Following the example set by Jui Tui Shrine on Ranong Rd in Phuket Town, which serves as one of the busiest shrines during the festival, many participating shrines this year have asked vendors to not even set up stalls along the streets in front of the shrines as a precaution against causing a cluster of COVID infections.
A QUIETER TIME
The Phuket Vegetarian Festival over the years has inspired a host of many similar festivals now held across the country for Thai-Chinese communities elsewhere to observe, including in the Yaowarat area in Bangkok.
The “vegetarian festival season” had previously served as a key event on the domestic tourism calendar, and “has always been a major drive in economic growth”, reported state news agency NNT.
However, the University of the Thai Chamber of Commerce (UTCC) is expecting this year’s festival not to be as lively as before due to economic strains from the COVID-19 pandemic, said the NNT report.
“The UTCC’s Center for Economic and Business Forecasting has just released the results of its survey on consumers’ spending behavior for this year’s vegetarian festival, during which weaker economic activities can be expected,” it said.
The survey, conducted with 1,208 participants across the country, showed that only 39.1% of the respondents would be observing this festival this year, with 62.9% of respondents intending to observe the vegetarian diet for the entire festival, which by officials’ account is held from Oct 6-14. The actual closing of the festival will be on Oct 15, when the participating shrines lower the Go Teng poles.

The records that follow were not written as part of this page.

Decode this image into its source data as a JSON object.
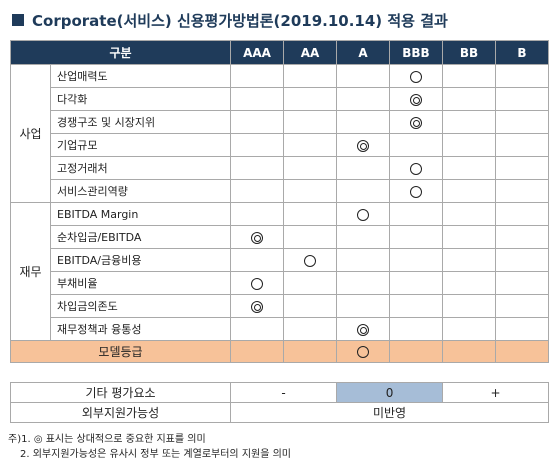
{
  "title": "Corporate(서비스) 신용평가방법론(2019.10.14) 적용 결과",
  "header": {
    "gubun": "구분",
    "grades": [
      "AAA",
      "AA",
      "A",
      "BBB",
      "BB",
      "B"
    ]
  },
  "categories": [
    {
      "name": "사업",
      "rows": [
        {
          "label": "산업매력도",
          "grade": "BBB",
          "mark": "single"
        },
        {
          "label": "다각화",
          "grade": "BBB",
          "mark": "double"
        },
        {
          "label": "경쟁구조 및 시장지위",
          "grade": "BBB",
          "mark": "double"
        },
        {
          "label": "기업규모",
          "grade": "A",
          "mark": "double"
        },
        {
          "label": "고정거래처",
          "grade": "BBB",
          "mark": "single"
        },
        {
          "label": "서비스관리역량",
          "grade": "BBB",
          "mark": "single"
        }
      ]
    },
    {
      "name": "재무",
      "rows": [
        {
          "label": "EBITDA Margin",
          "grade": "A",
          "mark": "single"
        },
        {
          "label": "순차입금/EBITDA",
          "grade": "AAA",
          "mark": "double"
        },
        {
          "label": "EBITDA/금융비용",
          "grade": "AA",
          "mark": "single"
        },
        {
          "label": "부채비율",
          "grade": "AAA",
          "mark": "single"
        },
        {
          "label": "차입금의존도",
          "grade": "AAA",
          "mark": "double"
        },
        {
          "label": "재무정책과 융통성",
          "grade": "A",
          "mark": "double"
        }
      ]
    }
  ],
  "summary": {
    "label": "모델등급",
    "grade": "A",
    "mark": "single"
  },
  "other_factors": {
    "label": "기타 평가요소",
    "minus": "-",
    "zero": "0",
    "plus": "+"
  },
  "external_support": {
    "label": "외부지원가능성",
    "value": "미반영"
  },
  "notes": [
    "주)1. ◎ 표시는 상대적으로 중요한 지표를 의미",
    "2. 외부지원가능성은 유사시 정부 또는 계열로부터의 지원을 의미"
  ],
  "colors": {
    "header": "#1f3b5a",
    "summary_row": "#f7c299",
    "highlight": "#a6bdd7"
  }
}
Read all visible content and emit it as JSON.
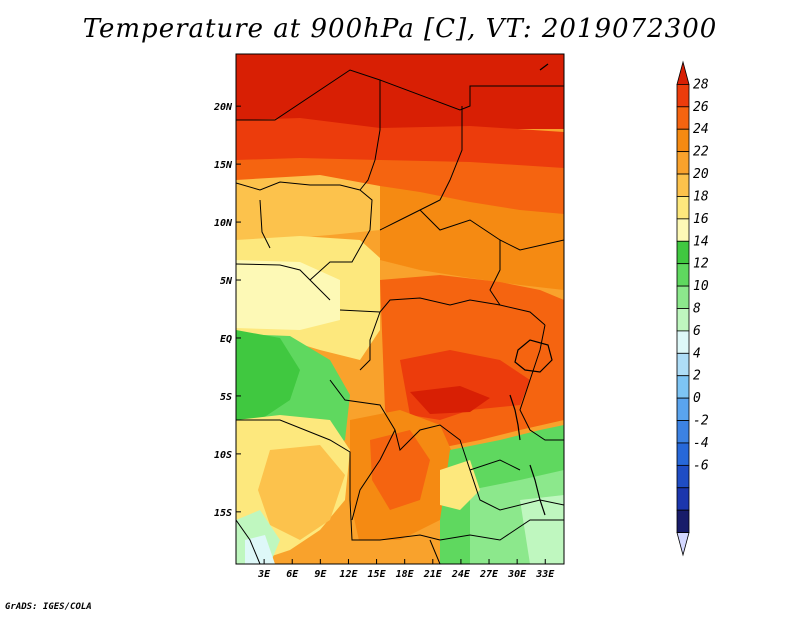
{
  "title": "Temperature at 900hPa [C], VT: 2019072300",
  "credit": "GrADS: IGES/COLA",
  "map": {
    "lat_labels": [
      "20N",
      "15N",
      "10N",
      "5N",
      "EQ",
      "5S",
      "10S",
      "15S"
    ],
    "lon_labels": [
      "3E",
      "6E",
      "9E",
      "12E",
      "15E",
      "18E",
      "21E",
      "24E",
      "27E",
      "30E",
      "33E"
    ],
    "lat_values": [
      20,
      15,
      10,
      5,
      0,
      -5,
      -10,
      -15
    ],
    "lon_values": [
      3,
      6,
      9,
      12,
      15,
      18,
      21,
      24,
      27,
      30,
      33
    ],
    "lat_range": [
      -19.5,
      24.5
    ],
    "lon_range": [
      0,
      35
    ]
  },
  "colorbar": {
    "labels": [
      "28",
      "26",
      "24",
      "22",
      "20",
      "18",
      "16",
      "14",
      "12",
      "10",
      "8",
      "6",
      "4",
      "2",
      "0",
      "-2",
      "-4",
      "-6"
    ],
    "colors": [
      "#d81f04",
      "#ec3c0c",
      "#f56410",
      "#f58a12",
      "#f9a22c",
      "#fcc24c",
      "#fde87d",
      "#fdf9b6",
      "#40c840",
      "#5fd85f",
      "#8ce88c",
      "#bff7bf",
      "#def8f8",
      "#aeddf7",
      "#7dc4f4",
      "#5aa4ee",
      "#3c82e3",
      "#2768d9",
      "#1f4dc4",
      "#1b36ad",
      "#181c6a",
      "#d4d8ff"
    ]
  }
}
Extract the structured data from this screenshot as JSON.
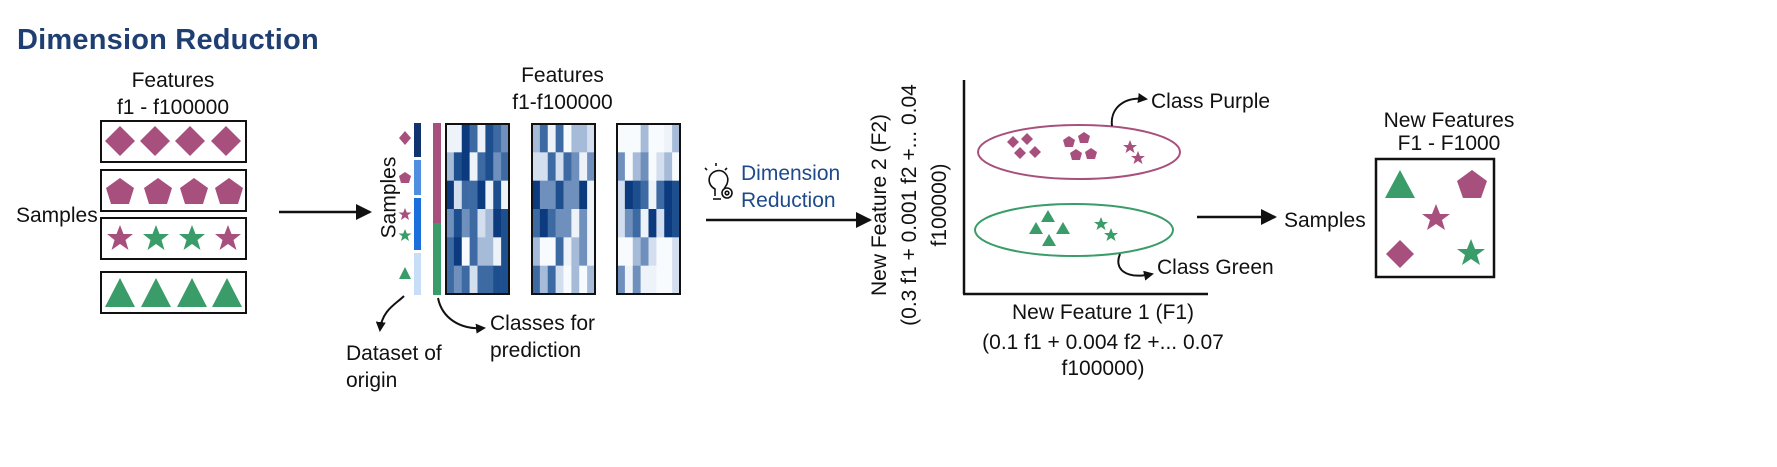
{
  "title": "Dimension Reduction",
  "left": {
    "features_line1": "Features",
    "features_line2": "f1 - f100000",
    "samples": "Samples"
  },
  "middle": {
    "features_line1": "Features",
    "features_line2": "f1-f100000",
    "samples_vertical": "Samples",
    "dataset_line1": "Dataset of",
    "dataset_line2": "origin",
    "classes_line1": "Classes for",
    "classes_line2": "prediction"
  },
  "step": {
    "line1": "Dimension",
    "line2": "Reduction",
    "icon": "lightbulb-gear-icon"
  },
  "scatter": {
    "ylabel_line1": "New Feature 2 (F2)",
    "ylabel_line2": "(0.3 f1 + 0.001 f2 +... 0.04",
    "ylabel_line3": "f100000)",
    "xlabel_line1": "New Feature 1 (F1)",
    "xlabel_line2": "(0.1 f1 + 0.004 f2 +... 0.07",
    "xlabel_line3": "f100000)",
    "class_purple": "Class Purple",
    "class_green": "Class Green"
  },
  "right": {
    "samples": "Samples",
    "new_features_line1": "New Features",
    "new_features_line2": "F1 - F1000"
  },
  "colors": {
    "purple": "#a8507d",
    "green": "#3a9c68",
    "navy": "#1f3f73",
    "heatmap_dark": "#0b3a7e"
  }
}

“Most people responded they would be making the same amount of spending for their grocery items, while some intended to leverage on the government’s aid campaigns, particularly the 50:50 co-pay campaign where up to half of their individual purchases could be subsidized,” NNT reported.
Only 10.1% of the respondents said they intended to visit places of worship this year, mostly within Bangkok and neighbouring provinces.
UTCC President Thanawat Polvichai said total spending from this year’s vegetarian festival across the country is expected to be around B41.15 billion, which is some 14.5% lower than last year’s figure at B46.98bn.
The decrease in spending would be the first in 14 years since 2008, Mr Thanawat said.